Being Jewish
Commentary
Forging Hebrew Links to Israel for My Children
I remember when I first felt like an outsider in Israel. It was several years ago, when I was with my then-3-year-old son in a south Jerusalem playground and another child approached him with a ball and asked: “Rotze lesachek iti?” (do you want to play with me). My son looked up briefly and then continued to play with his toy truck. I politely explained to the boy that Yannai didn’t speak Hebrew. The boy’s father and I made an awkward attempt to facilitate a wordless interaction between the kids, but without a shared language, neither of them was enthusiastic. I felt an unexpected sense of loss.
I made aliyah to Israel from Russia as a teenager, and the country quickly became home to me. I never doubted my relationship with it even when, seven years later, I left for graduate studies abroad, together with my husband, Philip, who was also a Russian-born Israeli. Our academic careers took us to Canada and then the United States, where our son was born. But every year when we came to visit our families in Israel, I never doubted that we were coming “home.”
Until that moment on the playground, when I realized that my son could not communicate with an Israeli child.
When Yannai was born, Philip and I considered speaking to him in both Russian and Hebrew, but quickly abandoned the daunting prospect of maintaining two home languages, in addition to English. Our son grew up speaking Russian and English. I had taken my own ties to Israel for granted, but even though I am a linguist, I had failed to understand that without Hebrew my son would not have the same connection with the country.
After the playground incident, I decided that Yannai needed to learn Hebrew. I knew we had missed the best opportunity to teach the language—from birth. He was too young for formal instruction, and our family life was disrupted every few years as my husband and I found ourselves moving for our academic careers.
But I never gave up. When Yannai was 4 and we were living in Canada again, I spoke to him in Hebrew a little bit every day. But we didn’t progress beyond basic phrases such as eich korim lecha? (what’s your name) and ani yeled (I’m a boy). When he was 5 and we had settled in Britain, I took him to an ulpan class in an Israeli Sunday school in London. But two hours a week did not make my reluctant learner a Hebrew speaker.
One day, I took a crocodile puppet from his pile of plush toys and declared that it spoke only Hebrew. Not to be fooled, Yannai shook his head and said very seriously, “No, Mama, all our toys speak Russian.” On our next trip to Israel, I bought a rooster puppet in Jerusalem and introduced him to my son as a Hebrew speaker. Unlike with the crocodile, he didn’t question the rooster’s language abilities—but he didn’t make friends with him, either.
Yannai was approaching his sixth birthday knowing very little Hebrew—and I was running out of ideas.
The solution came unexpectedly in the last weeks of my second pregnancy.
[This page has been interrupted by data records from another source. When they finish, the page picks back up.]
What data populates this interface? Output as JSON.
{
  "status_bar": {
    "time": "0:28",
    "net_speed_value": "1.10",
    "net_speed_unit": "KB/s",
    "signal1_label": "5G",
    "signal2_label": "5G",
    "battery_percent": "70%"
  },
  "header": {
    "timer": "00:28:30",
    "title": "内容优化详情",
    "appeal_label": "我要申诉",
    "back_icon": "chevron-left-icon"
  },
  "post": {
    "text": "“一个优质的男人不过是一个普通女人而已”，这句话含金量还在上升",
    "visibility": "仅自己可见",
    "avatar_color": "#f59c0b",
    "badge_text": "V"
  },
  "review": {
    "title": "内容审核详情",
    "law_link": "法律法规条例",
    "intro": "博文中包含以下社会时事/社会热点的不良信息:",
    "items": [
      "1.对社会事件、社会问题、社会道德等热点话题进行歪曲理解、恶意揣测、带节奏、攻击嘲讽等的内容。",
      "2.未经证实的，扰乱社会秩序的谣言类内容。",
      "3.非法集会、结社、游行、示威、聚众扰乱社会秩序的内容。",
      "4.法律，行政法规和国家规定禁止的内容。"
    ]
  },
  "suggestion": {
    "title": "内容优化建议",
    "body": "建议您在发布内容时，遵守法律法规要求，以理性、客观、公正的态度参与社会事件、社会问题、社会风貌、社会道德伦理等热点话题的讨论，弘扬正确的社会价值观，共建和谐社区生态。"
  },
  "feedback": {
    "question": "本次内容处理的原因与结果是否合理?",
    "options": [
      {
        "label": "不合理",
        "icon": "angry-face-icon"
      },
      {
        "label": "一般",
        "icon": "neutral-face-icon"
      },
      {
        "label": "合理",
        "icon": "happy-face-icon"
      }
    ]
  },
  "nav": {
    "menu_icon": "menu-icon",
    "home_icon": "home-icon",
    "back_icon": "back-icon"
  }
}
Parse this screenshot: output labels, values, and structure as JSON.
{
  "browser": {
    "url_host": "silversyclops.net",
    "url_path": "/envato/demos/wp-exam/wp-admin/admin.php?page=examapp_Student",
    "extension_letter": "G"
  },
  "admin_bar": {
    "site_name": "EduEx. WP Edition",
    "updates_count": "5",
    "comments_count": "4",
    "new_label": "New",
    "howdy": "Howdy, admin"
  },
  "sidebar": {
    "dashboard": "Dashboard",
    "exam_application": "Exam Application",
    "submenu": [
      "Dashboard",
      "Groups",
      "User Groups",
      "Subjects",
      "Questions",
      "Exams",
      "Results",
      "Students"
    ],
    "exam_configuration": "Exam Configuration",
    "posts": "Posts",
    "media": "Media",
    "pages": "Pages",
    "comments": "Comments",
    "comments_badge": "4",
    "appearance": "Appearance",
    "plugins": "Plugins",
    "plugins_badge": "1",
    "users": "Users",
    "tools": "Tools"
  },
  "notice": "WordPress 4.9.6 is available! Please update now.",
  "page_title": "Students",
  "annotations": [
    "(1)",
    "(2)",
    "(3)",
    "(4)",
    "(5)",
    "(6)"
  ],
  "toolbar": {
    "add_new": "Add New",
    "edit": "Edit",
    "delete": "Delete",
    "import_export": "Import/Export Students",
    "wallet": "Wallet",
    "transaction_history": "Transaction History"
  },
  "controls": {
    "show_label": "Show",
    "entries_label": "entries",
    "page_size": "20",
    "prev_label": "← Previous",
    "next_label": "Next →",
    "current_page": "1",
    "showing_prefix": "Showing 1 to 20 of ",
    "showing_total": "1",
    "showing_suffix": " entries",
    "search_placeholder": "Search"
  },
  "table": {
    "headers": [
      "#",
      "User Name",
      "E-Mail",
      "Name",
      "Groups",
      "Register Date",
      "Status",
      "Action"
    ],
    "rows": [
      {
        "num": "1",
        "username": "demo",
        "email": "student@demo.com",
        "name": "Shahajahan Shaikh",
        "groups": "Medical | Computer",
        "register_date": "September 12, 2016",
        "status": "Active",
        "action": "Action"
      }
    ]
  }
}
During our long trip home from the Israeli Sunday school, I had a light bulb moment: If I taught the new baby to speak Hebrew, eventually Yannai would join in, too. So, when my daughter, Maya, was born, I exclusively spoke Hebrew to her.
We made breakfast in Hebrew and played in Hebrew. We read books and made up stories in Hebrew. We cleaned up and went to bed in Hebrew. I never insisted that Yannai join in, but I made sure to speak in his presence, and I knew he was listening.
On a recent trip to Israel, I found myself with my kids, now aged 8 and 2, in the same playground that once made me feel like an outsider. This time, Maya made her first Israeli friend. Both toddlers were proudly clutching their sunhats in their fists, the Israeli girl yelling in Hebrew, “Kova sheli!”(my hat) and my daughter yelling back, “Kova sheli!”
And her brother? He may not be fluent yet, but now that he is encircled by a mother and sister who communicate in Hebrew, he has no choice but to use the language. When Maya sneezes, Yannai says “labriyut.” When she cries, he asks me, “How do you say, ‘Mommy is coming soon’ in Hebrew?” And when he wants her not to touch his tablet, he yells in the language she knows best: “Zeh sheli!” (it’s mine).
And I know that as long as my kids keep arguing in Hebrew, Israel will in some ways be their home, too.
Tanya Mozias Slavin is a freelance writer and linguist living in Britain.